The Illegitimate Pharmaceutical Supply Chain: The illegal supply chain

Again, no surprises here.

We need one more definition: supply chain.

Wikipedia defines “Supply Chain” as:

“A supply chain is the system of organizations, people, technology, activities, information and resources involved in moving a product or service from supplier to customer. …”
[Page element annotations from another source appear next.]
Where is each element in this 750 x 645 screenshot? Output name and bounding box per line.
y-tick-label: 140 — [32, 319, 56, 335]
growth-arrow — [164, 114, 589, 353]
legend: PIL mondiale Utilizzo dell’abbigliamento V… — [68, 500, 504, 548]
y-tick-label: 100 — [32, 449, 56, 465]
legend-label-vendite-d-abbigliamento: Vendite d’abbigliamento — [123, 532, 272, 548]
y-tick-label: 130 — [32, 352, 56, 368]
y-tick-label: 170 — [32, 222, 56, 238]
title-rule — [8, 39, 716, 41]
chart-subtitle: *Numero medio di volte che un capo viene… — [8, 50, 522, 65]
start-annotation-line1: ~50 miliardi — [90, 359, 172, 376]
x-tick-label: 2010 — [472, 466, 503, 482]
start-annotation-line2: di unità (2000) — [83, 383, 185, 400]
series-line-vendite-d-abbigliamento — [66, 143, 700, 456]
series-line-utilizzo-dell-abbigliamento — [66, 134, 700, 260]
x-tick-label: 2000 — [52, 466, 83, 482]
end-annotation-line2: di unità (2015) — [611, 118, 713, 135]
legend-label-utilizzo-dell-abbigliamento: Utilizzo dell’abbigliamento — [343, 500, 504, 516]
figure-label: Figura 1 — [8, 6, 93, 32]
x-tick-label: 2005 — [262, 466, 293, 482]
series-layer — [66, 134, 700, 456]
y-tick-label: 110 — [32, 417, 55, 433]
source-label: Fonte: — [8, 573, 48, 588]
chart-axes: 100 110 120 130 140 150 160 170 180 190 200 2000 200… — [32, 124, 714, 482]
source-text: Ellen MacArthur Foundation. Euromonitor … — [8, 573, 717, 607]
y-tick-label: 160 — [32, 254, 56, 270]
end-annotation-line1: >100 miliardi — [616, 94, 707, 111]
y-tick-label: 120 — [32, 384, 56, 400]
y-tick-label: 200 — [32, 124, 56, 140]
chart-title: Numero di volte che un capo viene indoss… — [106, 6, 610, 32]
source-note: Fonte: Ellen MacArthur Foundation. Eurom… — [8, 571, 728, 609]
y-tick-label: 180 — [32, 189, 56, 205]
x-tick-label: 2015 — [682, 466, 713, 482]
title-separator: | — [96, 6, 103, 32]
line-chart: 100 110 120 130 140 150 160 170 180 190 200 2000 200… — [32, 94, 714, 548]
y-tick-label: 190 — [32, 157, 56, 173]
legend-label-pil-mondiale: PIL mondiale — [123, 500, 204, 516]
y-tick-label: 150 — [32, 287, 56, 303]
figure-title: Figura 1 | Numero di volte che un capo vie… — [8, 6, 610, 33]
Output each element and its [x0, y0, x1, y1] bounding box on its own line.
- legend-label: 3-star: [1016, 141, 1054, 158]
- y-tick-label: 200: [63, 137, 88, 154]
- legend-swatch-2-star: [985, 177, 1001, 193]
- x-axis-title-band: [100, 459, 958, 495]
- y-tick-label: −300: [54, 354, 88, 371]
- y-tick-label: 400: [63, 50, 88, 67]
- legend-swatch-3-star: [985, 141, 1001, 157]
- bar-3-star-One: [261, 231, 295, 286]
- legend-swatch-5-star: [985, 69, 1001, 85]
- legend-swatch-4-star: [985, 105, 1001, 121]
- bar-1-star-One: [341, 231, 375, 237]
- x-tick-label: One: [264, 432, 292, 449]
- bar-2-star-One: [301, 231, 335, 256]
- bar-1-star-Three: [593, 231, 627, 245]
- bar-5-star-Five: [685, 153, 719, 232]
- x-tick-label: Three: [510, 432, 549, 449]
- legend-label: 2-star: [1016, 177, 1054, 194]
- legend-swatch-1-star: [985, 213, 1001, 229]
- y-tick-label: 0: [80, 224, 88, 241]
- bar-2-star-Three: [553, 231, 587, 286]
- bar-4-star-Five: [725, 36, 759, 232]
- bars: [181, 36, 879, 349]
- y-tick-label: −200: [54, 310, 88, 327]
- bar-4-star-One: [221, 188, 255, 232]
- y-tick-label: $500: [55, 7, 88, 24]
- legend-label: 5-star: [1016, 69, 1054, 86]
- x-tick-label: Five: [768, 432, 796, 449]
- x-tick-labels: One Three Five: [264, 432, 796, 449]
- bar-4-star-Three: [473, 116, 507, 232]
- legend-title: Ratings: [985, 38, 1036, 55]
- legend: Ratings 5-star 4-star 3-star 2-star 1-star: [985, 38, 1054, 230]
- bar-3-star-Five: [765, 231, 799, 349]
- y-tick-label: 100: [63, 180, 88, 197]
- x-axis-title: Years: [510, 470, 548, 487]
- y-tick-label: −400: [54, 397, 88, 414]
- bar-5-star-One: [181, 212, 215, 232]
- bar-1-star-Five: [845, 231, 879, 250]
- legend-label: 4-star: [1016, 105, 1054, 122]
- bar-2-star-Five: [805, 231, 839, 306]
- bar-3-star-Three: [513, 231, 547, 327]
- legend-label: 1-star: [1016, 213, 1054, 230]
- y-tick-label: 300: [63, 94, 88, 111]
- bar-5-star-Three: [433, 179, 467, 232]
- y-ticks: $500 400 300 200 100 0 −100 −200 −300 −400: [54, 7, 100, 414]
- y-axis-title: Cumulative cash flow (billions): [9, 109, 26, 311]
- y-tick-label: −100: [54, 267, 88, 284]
For pharmaceuticals, the supply chain begins with the manufacturer and ends with the consumer, or patient. (For logistical purposes we often talk of our supply chain beginning with the drug manufacturer and ending with the pharmacy, but in actual fact, it ends when the product is irreversibly consumed by the patient.)

We have a single legitimate pharmaceutical supply chain in the United States–filled with complexity, but singular nonetheless. I’ve heard people make the claim that “their [pharma] supply chain is secure”, as if there were many pharma supply chains and it is no concern of theirs if anyone else’s supply chain might not be secure. For security purposes we should treat the U.S. supply chain as a single entity. Martin Luther King famously once wrote, “Injustice anywhere is a threat to justice everywhere”. Similarly, in the pharma supply chain, it could be said that insecurity anywhere is a threat to security everywhere.

Likewise, I believe we have only one significant illegitimate supply chain: the internet. That’s a topic all on its own.

Both the legitimate and the illegitimate supply chains end with the consumer/patient. Interestingly, illegitimate drugs (counterfeit, stolen, diverted, up-labeled, adulterated) can reach the consumer/patient from both the legitimate and the illegitimate supply chains.

Here is perhaps the first surprise in this essay. If we have already separated the legitimate and the illegitimate pharma supply chains, how is it possible for illegitimate drugs to make it into the legitimate supply chain? Wouldn’t they only exist in the illegitimate supply chain?

The answer to the second question is “No”. I selected the adjectives “legitimate” and “illegitimate” for supply chains and for the drugs that pass in them. Just because the adjective is the same doesn’t mean that the subjects are bound to each other.

The answer to the first question is less intuitive. How do illegitimate drugs make it to consumers/patients through the legitimate supply chain? The answer is well documented in Katherine Eban’s book, “Dangerous Doses” already discussed in an earlier post. Look at the case of Timothy Fagan. His parents did not order his Epogen from a website. They bought it (in New York in 2002, prior to the crackdown on criminals in Florida…don’t miss my comments on how much has changed since then) from their favorite national chain pharmacy, a very solid participant in the legitimate pharma supply chain. But the Epogen was “counterfeit” (actually up-labeled and spoiled due to storage at improper temperatures) and Timothy nearly lost his life as the result.

In her book, Eban follows the path of the Epogen from manufacturer to Fagan. It’s a very interesting case. A legitimate drug started out in the legitimate supply chain and it was transformed into an illegitimate drug on its way to the consumer/patient. Did it exit the legitimate supply chain, get transformed by criminals and then get reintroduced, or was the transformation executed by criminals who had infiltrated the legitimate supply chain? The answer depends on whether all of the owners were properly licensed to buy and sell that type of pharmaceutical. If they were, then the drug did not exit the legitimate supply chain. Yes, one or more of the supply chain participants were criminal enterprises, but because they were licensed, they were a legitimate part of the legitimate pharma supply chain at the time.

The point is, individual or groups of criminals can infiltrate the legitimate supply chain at any point (even in big-name companies…read the book!). Once they do, illegitimate drugs can be introduced into the supply chain…easily.